Oui une dépréciation du franc (vis-à-vis essentiellement de l’Allemagne,
beaucoup moins vis-à-vis du dollar, monnaie de référence, qu’on le veuille ou
non) augmentera le prix unitaire des marchandises importées, MAIS diminuera le
prix unitaire des biens exportés. Cette nouvelle compétitivité nous permettra,
c’est son but, de diminuer notre déficit commercial, actuellement d’environ 50
milliards d’euros, ce qui, ramené au PIB, correspond à un peu plus de 2%. Si le
pétrole augmente de 9% - ce qui semble un maximum - vu que le prix du brut représente le 1/3 du
prix à la pompe, on pourrait envisager que le prix à la pompe augmente de 3%.
Pour l’ensemble des produits importés, en dehors peut être du prix des voitures
allemandes, là encore on peut tabler sur une inflation « importée »
de l’ordre de 2 à 3% (le prix des matières premières ou intermédiaires ne
représentant que le 1/3 du prix de vente total) Les exportations représentant
26 à 27% du PIB, l’inflation due à la
dépréciation du franc vis-à-vis du dollar (même si cette dépréciation n’est
pas certaine) serait donc inférieure à
1%
Même
phénomène pour les particuliers, qui verraient leur pouvoir d'achat
sérieusement entamé: selon Terra Nova, think tank classé à gauche, "la
facture pourrait se situer entre 1.500 et 1.800 euros par ménage et par
an", avec un impact plus fort sur les ménages modestes.
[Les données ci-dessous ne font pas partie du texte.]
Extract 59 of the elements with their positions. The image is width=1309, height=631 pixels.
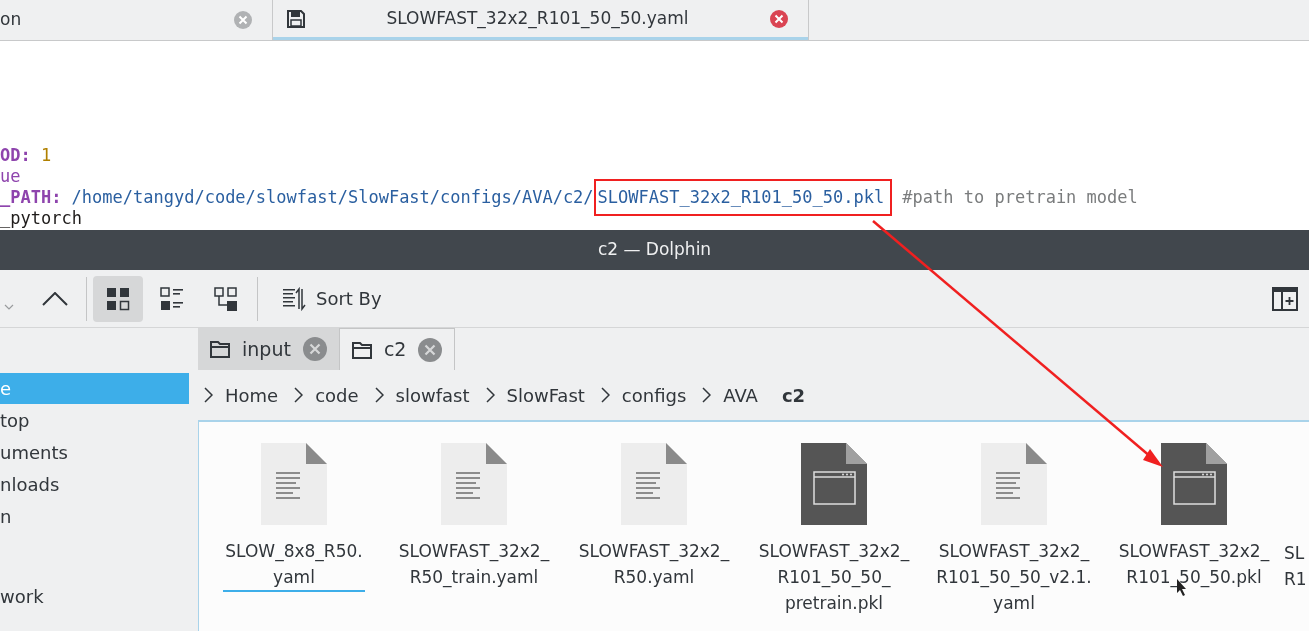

B.L. Affirmation grotesque et dénuée de tout
fondement, comme nous l’avons montré précédemment.
- Le risque de récession
Quel serait
in fine l'impact d'une sortie de l'euro sur la croissance? Le FN évoque un
cercle vertueux, avec regain d'activité et créations d'emplois. De nombreux
économistes penchent au contraire pour un effet récessif, quoique difficile à
quantifier.
B.L. « De nombreux économistes ». Là encore,
argument d’autorité, qui ne repose sur rien. et comme avoué à demi-mot d’ailleurs,
aucune prévision quantitative sérieuse! Le programme de Marine repose en
partie sur une relance de la production française, de la consommation intérieure,
des exportations, et donc sur un développement de l’emploi « national ».
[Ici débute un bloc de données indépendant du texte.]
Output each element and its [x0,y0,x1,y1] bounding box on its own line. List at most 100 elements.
De fait, nous pensons que le fait de privilégier le « produire et consommer français » aura un impact bénéfique, et non récessif, sur l’emploi.
D'après
l'Institut Montaigne, la récession pourrait atteindre 2,3% la première année,
et 9% à terme, avec pas moins de 500.000 emplois détruits. "L'inflexion
conjoncturelle" pourrait être, "significative", abonde Philippe
Waechter.
B.L. Des projections faites par des experts partiaux,
travaillant pour les concurrents de Marine Le Pen, n’ont aucune validité scientifique, et sont même contraires à la déontologie
qui devrait inspirer tout « expert ».
Des
projections rejetées par le FN. "Il faut sortir de cette stratégie de la
peur. Avec le Brexit, on nous prédisait la catastrophe, ce n'est pas
arrivé", a martelé Marine Le Pen, en rappelant que Londres avait relevé sa
prévision de croissance pour 2017 de 1,4 à 2%.
Le retrait
de la Grande Bretagne de l'UE n'est cependant pas encore effectif. Et la
situation britannique, qui n'utilise pas l'euro, n'est pas comparable à celle
de la France. "Le problème, si la France quitte la monnaie unique, c'est
que l'ensemble de la zone euro pourrait disparaître", prévient Mathieu
Plane... qui prédit alors "une crise sans précédent".
B.L. Sur ce dernier point, tout peut arriver, mais
pourquoi imaginer que ce soit le pire. Pour les spéculateurs, peut être, pour
le peuple de France, sûrement pas. C’est la situation actuelle qui est
dramatique
B.L.,
économiste, membre du Comité Central du Front National, ancien doyen associé d’HEC,
ancien directeur de la Recherche et du Développement à IBM conseil.